For those in the industry, a Liquor account provides the opportunity for advertising in it’s purest form: reinvention of the old into the new and the rejuvenation of stodgy into sexy. It’s also a product where the power of the brand is all consuming; either your customers feel the brand represents them, their image, their personal taste, or not.
Face it, you’re not going to win sales with “It gets you just as drunk for a nickle less.” Liquor is sophisticated, dangerous, alluring and grown up. Lines like “tastes great, less filling” or three frogs saying your company’s name doesn’t necessarily speak to the sleek bohemian crowd who stock their bars with commodity liquors to make mixed drinks. One of the best examples of how an agency took a spirit brand to new levels was Chiat/Day with their game changing campaign for Absolut Vodka, where the bottle became a piece of art and the pinnacle of taste.
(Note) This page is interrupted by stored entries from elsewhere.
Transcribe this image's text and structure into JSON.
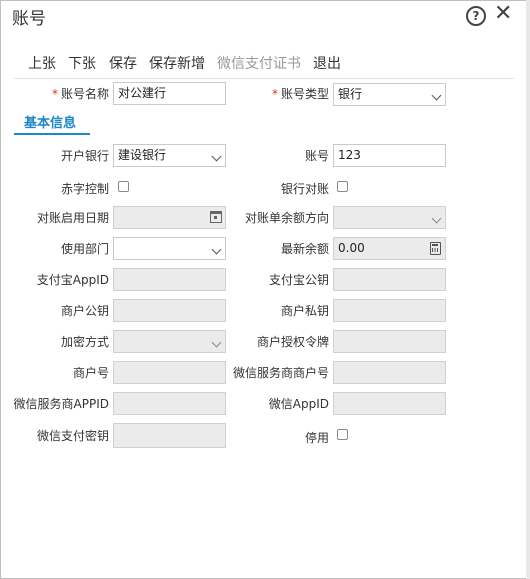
{
  "window": {
    "title": "账号"
  },
  "toolbar": {
    "items": [
      "上张",
      "下张",
      "保存",
      "保存新增",
      "微信支付证书",
      "退出"
    ]
  },
  "header_fields": {
    "account_name": {
      "label": "账号名称",
      "value": "对公建行"
    },
    "account_type": {
      "label": "账号类型",
      "value": "银行"
    }
  },
  "tab": {
    "label": "基本信息"
  },
  "fields": {
    "bank": {
      "label": "开户银行",
      "value": "建设银行"
    },
    "account_no": {
      "label": "账号",
      "value": "123"
    },
    "red_control": {
      "label": "赤字控制",
      "checked": false
    },
    "bank_reconcile": {
      "label": "银行对账",
      "checked": false
    },
    "reconcile_start_date": {
      "label": "对账启用日期",
      "value": ""
    },
    "statement_direction": {
      "label": "对账单余额方向",
      "value": ""
    },
    "department": {
      "label": "使用部门",
      "value": ""
    },
    "latest_balance": {
      "label": "最新余额",
      "value": "0.00"
    },
    "alipay_appid": {
      "label": "支付宝AppID",
      "value": ""
    },
    "alipay_public_key": {
      "label": "支付宝公钥",
      "value": ""
    },
    "merchant_public_key": {
      "label": "商户公钥",
      "value": ""
    },
    "merchant_private_key": {
      "label": "商户私钥",
      "value": ""
    },
    "encryption": {
      "label": "加密方式",
      "value": ""
    },
    "merchant_auth_token": {
      "label": "商户授权令牌",
      "value": ""
    },
    "merchant_no": {
      "label": "商户号",
      "value": ""
    },
    "wechat_sp_merchant_no": {
      "label": "微信服务商商户号",
      "value": ""
    },
    "wechat_sp_appid": {
      "label": "微信服务商APPID",
      "value": ""
    },
    "wechat_appid": {
      "label": "微信AppID",
      "value": ""
    },
    "wechat_pay_key": {
      "label": "微信支付密钥",
      "value": ""
    },
    "disabled": {
      "label": "停用",
      "checked": false
    }
  }
}
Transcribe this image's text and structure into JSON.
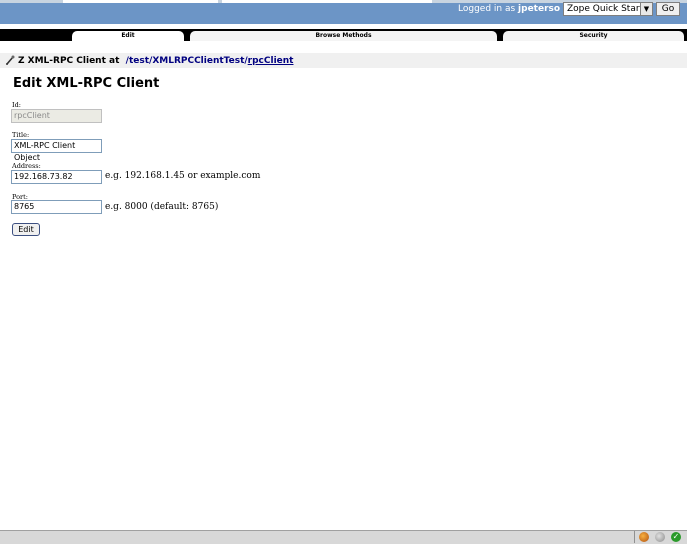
{
  "header": {
    "login_prefix": "Logged in as",
    "username": "jpeterso",
    "quick_start_value": "Zope Quick Start",
    "go_label": "Go"
  },
  "tabs": [
    {
      "label": "Edit",
      "active": true
    },
    {
      "label": "Browse Methods",
      "active": false
    },
    {
      "label": "Security",
      "active": false
    }
  ],
  "breadcrumb": {
    "prefix": "Z XML-RPC Client at",
    "path_parts": [
      "/test",
      "/XMLRPCClientTest",
      "/",
      "rpcClient"
    ]
  },
  "page": {
    "title": "Edit XML-RPC Client"
  },
  "form": {
    "id_label": "Id",
    "id_value": "rpcClient",
    "title_label": "Title",
    "title_value": "XML-RPC Client Object",
    "address_label": "Address",
    "address_value": "192.168.73.82",
    "address_hint": "e.g. 192.168.1.45 or example.com",
    "port_label": "Port",
    "port_value": "8765",
    "port_hint": "e.g. 8000 (default: 8765)",
    "submit_label": "Edit"
  },
  "colors": {
    "topbar": "#6c95c6",
    "link": "#000080",
    "tabbar": "#000000"
  }
}
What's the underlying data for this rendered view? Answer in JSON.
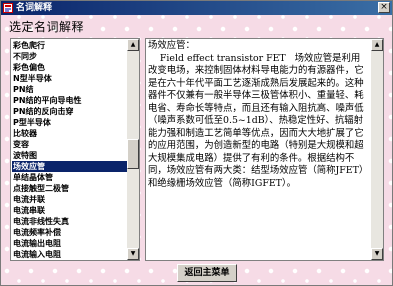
{
  "window": {
    "title": "名词解释",
    "close_label": "×"
  },
  "heading": "选定名词解释",
  "terms": [
    "彩色爬行",
    "不同步",
    "彩色偏色",
    "N型半导体",
    "PN结",
    "PN结的平向导电性",
    "PN结的反向击穿",
    "P型半导体",
    "比较器",
    "变容",
    "波特图",
    "场效应管",
    "单结晶体管",
    "点接触型二极管",
    "电流并联",
    "电流串联",
    "电流非线性失真",
    "电流频率补偿",
    "电流输出电阻",
    "电流输入电阻",
    "电流抑制噪声"
  ],
  "selected_term": "场效应管",
  "definition": "场效应管：\n    Field effect transistor FET   场效应管是利用改变电场，来控制固体材料导电能力的有源器件，它是在六十年代平面工艺逐渐成熟后发展起来的。这种器件不仅兼有一般半导体三极管体积小、重量轻、耗电省、寿命长等特点，而且还有输入阻抗高、噪声低（噪声系数可低至0.5~1dB）、热稳定性好、抗辐射能力强和制造工艺简单等优点，因而大大地扩展了它的应用范围，为创造新型的电路（特别是大规模和超大规模集成电路）提供了有利的条件。根据结构不同，场效应管有两大类：结型场效应管（简称JFET）和绝缘栅场效应管（简称IGFET）。",
  "return_button": "返回主菜单"
}
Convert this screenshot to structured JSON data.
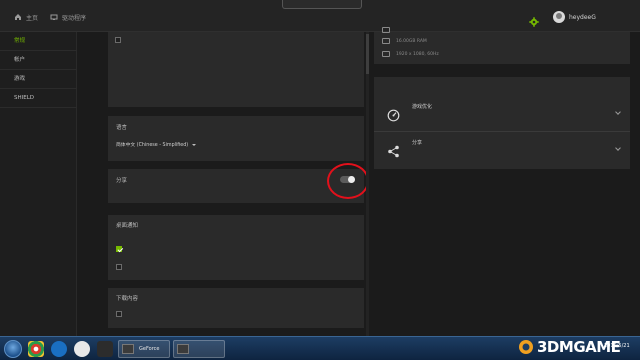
{
  "header": {
    "home_label": "主页",
    "drivers_label": "驱动程序",
    "logo_text": "",
    "username": "heydeeG",
    "accent": "#76b900"
  },
  "sidebar": {
    "items": [
      {
        "label": "常规",
        "active": true
      },
      {
        "label": "帐户",
        "active": false
      },
      {
        "label": "游戏",
        "active": false
      },
      {
        "label": "SHIELD",
        "active": false
      }
    ]
  },
  "settings": {
    "experimental_checkbox": {
      "label": "",
      "checked": false
    },
    "links": [
      "",
      "",
      "",
      ""
    ],
    "language": {
      "title": "语言",
      "selected": "简体中文 (Chinese - Simplified)"
    },
    "share": {
      "title": "分享",
      "description": "",
      "toggle_on": false
    },
    "notifications": {
      "title": "桌面通知",
      "subtitle": "",
      "items": [
        {
          "label": "",
          "checked": true
        },
        {
          "label": "",
          "checked": false
        }
      ]
    },
    "downloads": {
      "title": "下载内容",
      "items": [
        {
          "label": "",
          "checked": false
        }
      ]
    }
  },
  "right_panel": {
    "system_rows": [
      "",
      "16.00GB RAM",
      "1920 x 1080, 60Hz"
    ],
    "features": {
      "title": "",
      "items": [
        {
          "title": "游戏优化",
          "line1": "",
          "line2": "",
          "icon": "speedometer-icon"
        },
        {
          "title": "分享",
          "line1": "",
          "line2": "",
          "icon": "share-icon"
        }
      ]
    }
  },
  "taskbar": {
    "tasks": [
      {
        "label": "GeForce Ex..."
      },
      {
        "label": ""
      }
    ],
    "clock": "2019/5/21",
    "watermark": "3DMGAME"
  }
}
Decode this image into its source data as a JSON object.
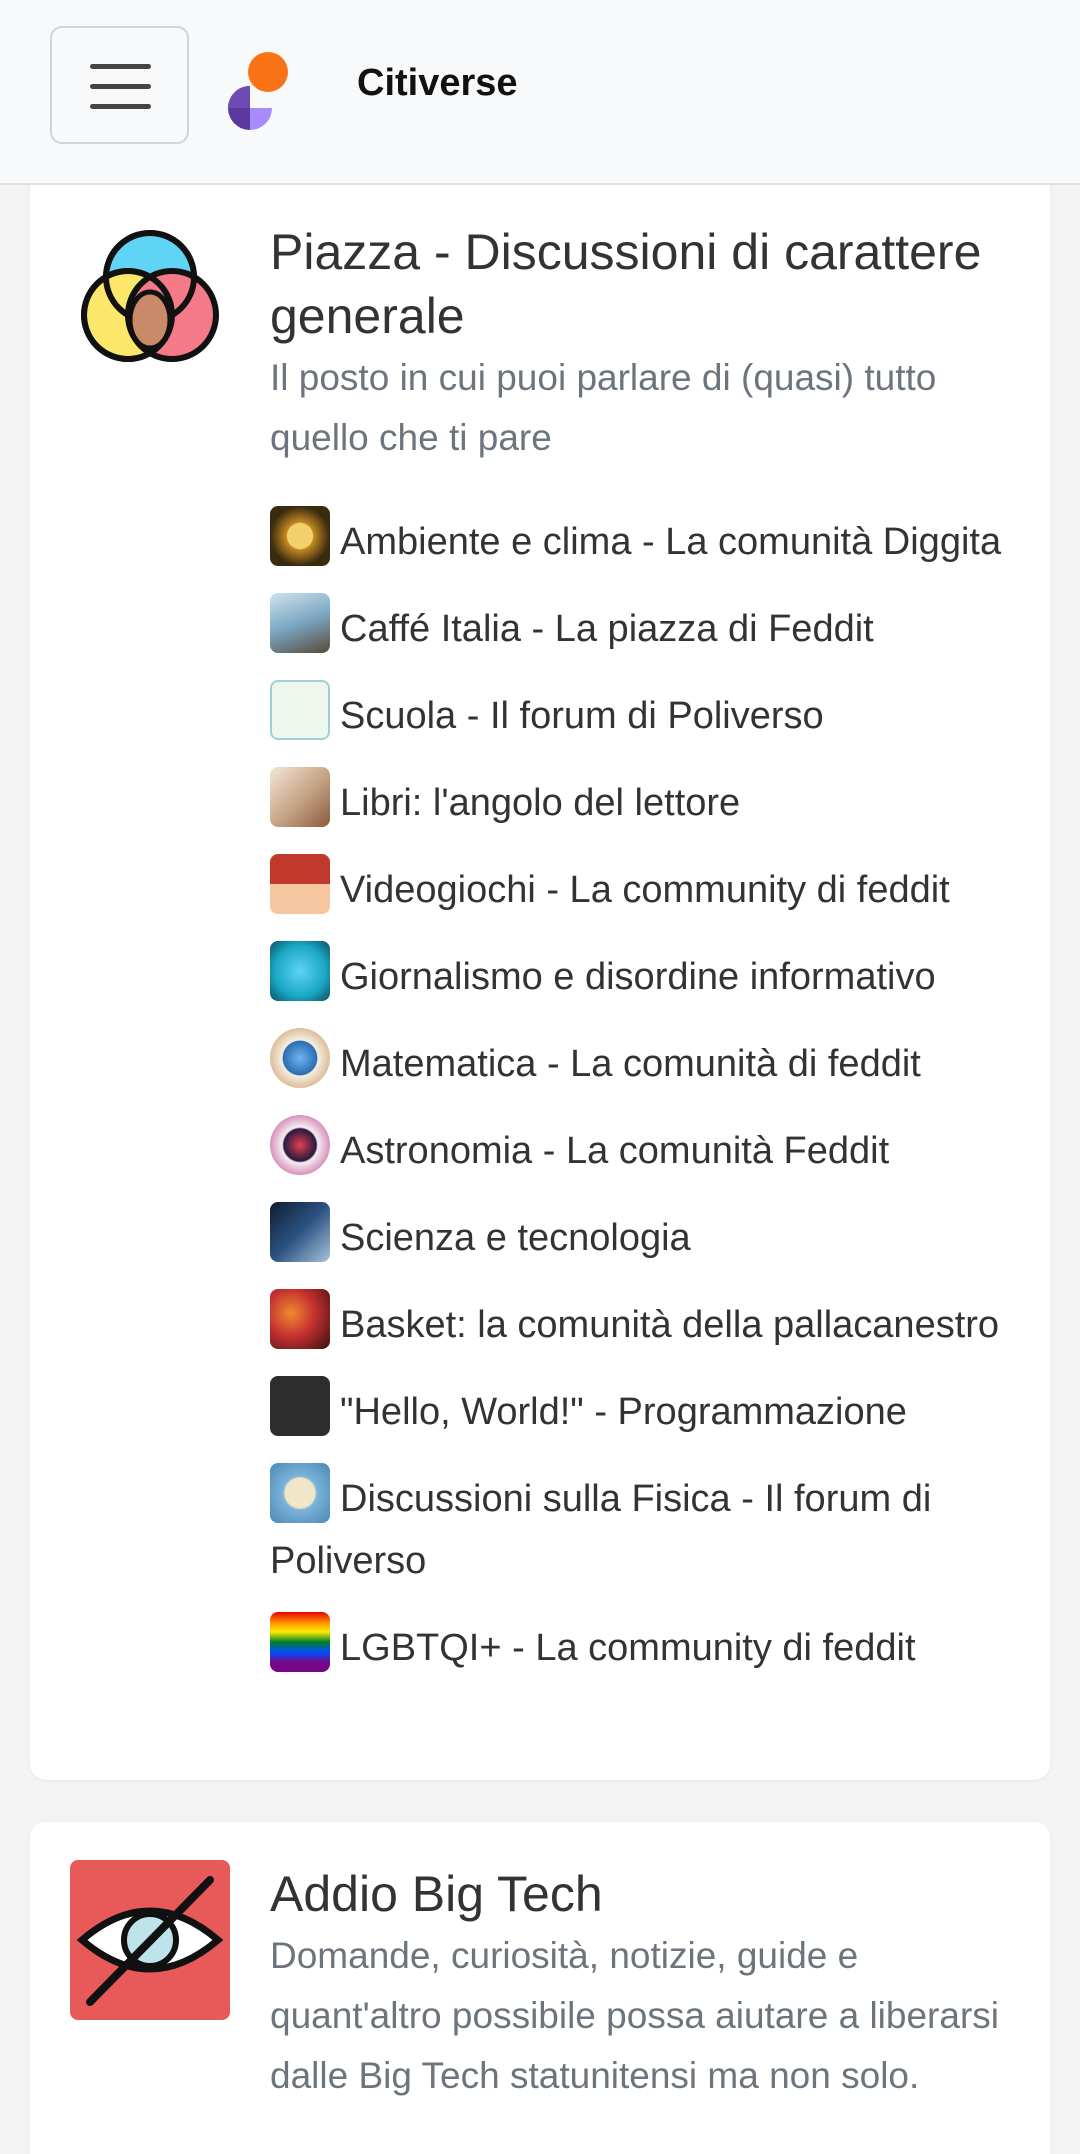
{
  "header": {
    "brand": "Citiverse",
    "colors": {
      "logo_orange": "#f97316",
      "logo_purple": "#5b3aa0",
      "logo_lilac": "#a78bfa"
    }
  },
  "categories": [
    {
      "icon": "venn-diagram-icon",
      "title": "Piazza - Discussioni di carattere generale",
      "description": "Il posto in cui puoi parlare di (quasi) tutto quello che ti pare",
      "subcategories": [
        {
          "label": "Ambiente e clima - La comunità Diggita",
          "icon": "climate-justice-icon",
          "color": "#c58a20"
        },
        {
          "label": "Caffé Italia - La piazza di Feddit",
          "icon": "cafe-photo-icon",
          "color": "#7aa6c2"
        },
        {
          "label": "Scuola - Il forum di Poliverso",
          "icon": "scuola-logo-icon",
          "color": "#2e9d3a"
        },
        {
          "label": "Libri: l'angolo del lettore",
          "icon": "book-icon",
          "color": "#8a5a3c"
        },
        {
          "label": "Videogiochi - La community di feddit",
          "icon": "mushroom-icon",
          "color": "#c0392b"
        },
        {
          "label": "Giornalismo e disordine informativo",
          "icon": "hands-globe-icon",
          "color": "#1aa7c4"
        },
        {
          "label": "Matematica - La comunità di feddit",
          "icon": "pi-badge-icon",
          "color": "#2b6cb0"
        },
        {
          "label": "Astronomia - La comunità Feddit",
          "icon": "astronomy-badge-icon",
          "color": "#b83280"
        },
        {
          "label": "Scienza e tecnologia",
          "icon": "microscope-icon",
          "color": "#2c5282"
        },
        {
          "label": "Basket: la comunità della pallacanestro",
          "icon": "basketball-icon",
          "color": "#c53030"
        },
        {
          "label": "\"Hello, World!\" - Programmazione",
          "icon": "terminal-icon",
          "color": "#2d2d2d"
        },
        {
          "label": "Discussioni sulla Fisica - Il forum di Poliverso",
          "icon": "physics-badge-icon",
          "color": "#7bb3d9"
        },
        {
          "label": "LGBTQI+ - La community di feddit",
          "icon": "pride-flag-icon",
          "color": "#e040a0"
        }
      ]
    },
    {
      "icon": "eye-slash-icon",
      "icon_color": "#e85a5a",
      "title": "Addio Big Tech",
      "description": "Domande, curiosità, notizie, guide e quant'altro possibile possa aiutare a liberarsi dalle Big Tech statunitensi ma non solo."
    }
  ]
}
All this bar talk ultimately brings us to Frangelico. Their packaging looks like it came out of a 17th century monastery (it’s supposed to) and is flavored with hazelnuts (which came from monks in the North of Italy). This is a product that needs to establish its place in the market and find a new audience, so their PR department chose a hail-mary: “The Pitch” for a paid one hour commercial with drama thrown in. Looking over their existing mediocre ads it’s no surprise they are looking for a new agency. Take a look at this video, for example:
Hazelnut liqueurs aren’t something you buy with the frequency of vodka, rum, beer or wine. They are something special that you typically drink in small quantities or mix into fancy drinks with chocolate swirls and exotic toppings. By Frangelico’s own account, their product is a mixer, one that benefits from being combined with things like coffee. Considering American coffee culture is booming, there is an opportunity to grow the market for Frangelico with young connoisseurs. If only coffee shops and ice cream stores in the US could toss booze into their product lines like in Europe without the license from the State Frangelico would really be in business…
The assignment seems simple enough. The preview video talks about building audience with females, ages 25-44. They’ve named her Molly.
Looking over the sites: Kovel/Fuller has The Pitch all over their site, including two teaser videos.
And one that defies all reason:
As for the Ad Store, we’ve already gotten to know them in episode 2 where they had the right campaign but ended up losing. At the end of that show, they told us that the Ad Store would live to see another day because they’ve landed a big account. Could Frangelico be that account? Our guess is: yes! Paul Cappelli, the ECD of the Ad Store has proven to us that he understands the power of a simple line to sell an idea. Paul lives in the world of the big idea. The Ad Store still hasn’t put “The Pitch” all over their site or wasted energy on self promotion. They appear to get down to business and get the job done.
However, our predictions have gone 0 for 4 on the client picks so far, so if you’re using this to make book then you should probably bet on the other guys.
One thing we can almost guarantee is that this season will be the first and last for “The Pitch” in its current configuration. The formula they are using to edit this program is killing off the audience faster than these pitches that are being produced. Ad Age reports viewership is almost non-existent.
However, we will be watching on Monday morning, and as always we’ll be making a video review. Cheers to the Ad Store, hopefully Frangelico will buy into the big idea people.